Mattarella: l’italia saprà restare unita, il Parlamento non può chiudere
L’attività del Colle nella gestione della crisi, nella rete di relazioni e nella moral suasion Stop alle riunioni per tutelare la salute del presidente
L’emergenza da coronavirus ha colpito anche un caposaldo della pedagogia patriottica cara a Ciampi e rilanciata da Napolitano e Mattarella. A farne le spese la «Giornata dell’unità nazionale, della Costituzione, dell’inno e della bandiera», istituita nel 2012 e ieri congelata in coerenza con la sospensione delle cerimonie pubbliche. Per fortuna — hanno pensato al Quirinale — grazie ai flashmob, il tricolore sventola su tantissime finestre della penisola, dalle quali risuonano anche le parole scritte da Goffredo Mameli per il «Canto degli italiani». Già, perché pure stavolta la comunità nazionale ha saputo ritrovarsi unita. E non in obbedienza al calendario delle feste repubblicane, ma spontaneamente, con la voglia di rincuorarsi e darsi coraggio. Proprio come il capo dello Stato sollecita.
È un suo dovere d’ufficio, farlo. Come quello di pretendere rispetto, oltre che «solidarietà», dai nostri partner europei. Lo si è visto con il suo secco intervento di giovedì scorso, dopo la gaffe con cui Christine Lagarde dall’eurotower della Bce aveva terremotato la Borsa e lo spread. Concetti che il presidente Mattarella sta ripetendo nelle ultime ore a diversi capi di Stato che gli hanno telefonato per chiedere notizie ed esprimere amicizia e vicinanza. Dal re di Spagna Felipe VI al presidente tedesco Steinmeier, dal francese Macron al polacco Duda fino al portoghese Rebelo de Sousa.
Insomma: chi si chiedesse come vanno le cose al Quirinale ai tempi del Covid-19, deve sapere che vanno «quasi» come prima. Dove quel quasi sottintende che è garantita la funzionalità dei servizi essenziali (gli uffici giuridici sono presidiatissimi per monitorare l’intensa attività di decretazione del governo), ma a ranghi ridotti, come imposto dalla crisi sanitaria. Così, le riunioni quotidiane sono sostituite da incontri più rarefatti e brevi, tenendo le distanze di sicurezza, per l’indispensabile scambio d’informazioni che il padrone di casa peraltro arricchisce provvedendo spesso da solo.
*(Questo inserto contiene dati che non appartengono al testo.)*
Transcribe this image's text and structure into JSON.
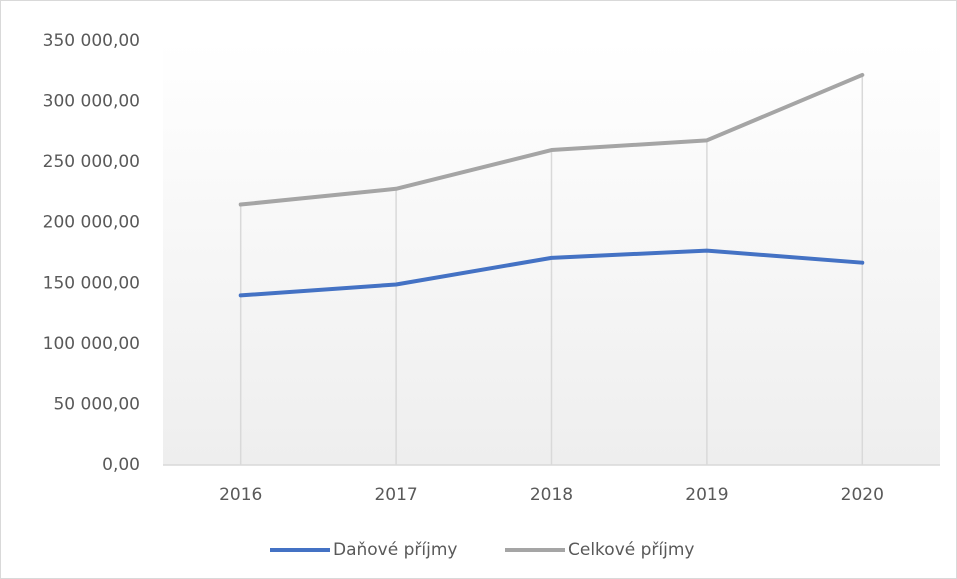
{
  "chart_data": {
    "type": "line",
    "categories": [
      "2016",
      "2017",
      "2018",
      "2019",
      "2020"
    ],
    "series": [
      {
        "name": "Daňové příjmy",
        "color": "#4472c4",
        "values": [
          140000,
          149000,
          171000,
          177000,
          167000
        ]
      },
      {
        "name": "Celkové příjmy",
        "color": "#a5a5a5",
        "values": [
          215000,
          228000,
          260000,
          268000,
          322000
        ]
      }
    ],
    "ylim": [
      0,
      350000
    ],
    "yticks": [
      {
        "value": 0,
        "label": "0,00"
      },
      {
        "value": 50000,
        "label": "50 000,00"
      },
      {
        "value": 100000,
        "label": "100 000,00"
      },
      {
        "value": 150000,
        "label": "150 000,00"
      },
      {
        "value": 200000,
        "label": "200 000,00"
      },
      {
        "value": 250000,
        "label": "250 000,00"
      },
      {
        "value": 300000,
        "label": "300 000,00"
      },
      {
        "value": 350000,
        "label": "350 000,00"
      }
    ],
    "legend": "bottom"
  }
}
Lo dimostrano i continui contatti con Attilio Fontana e Luca Zaia, governatori di due Regioni in trincea come Lombardia e Veneto. E contatti intensi Mattarella mantiene anche con Palazzo Chigi, per conoscere passo passo le iniziative del governo, oltre che con i vertici di Palazzo Madama e Montecitorio, per valutare le ricadute politiche dell’emergenza.
E qui vale la pena di registrare che, mentre qualcuno teorizza l’opportunità di «chiudere» il Parlamento e ricorrere all’informatica sia per il dibattito sia per eventuali voti a distanza (ne hanno parlato i costituzionalisti Stefano Ceccanti e Francesco Clementi), è chiaro che il capo dello Stato non può essere favorevole a ipotesi del genere. Trovandosi d’accordo, a quanto pare, con Elisabetta Alberti Casellati e Roberto Fico. Ciò che confermerebbe anche su questo fronte la coesione di quella che nella Prima Repubblica si definiva Trimurti istituzionale.
Ma queste sono piccole cose senza importanza, se paragonate alla sfida del coronavirus. Mattarella ne coglie le drammatiche ricadute attraverso le lettere che gli indirizzano gli italiani ed è molto colpito dai tanti esempi di dedizione e sacrificio che legge sulle cronache dei giornali. Non commenta nulla, ma mostra di prendervi parte, mentre il Palazzo ha attivato la massima protezione a sua tutela. Una scelta che per la verità scatta per qualsiasi tipo di minaccia. Anche la più improbabile. Come quando mesi fa, preoccupato per l’aggressività dei gabbiani che sorvolano il terrazzo del suo studio, un funzionario pensò d’incaricare un falconiere per disperderli con i suoi rapaci.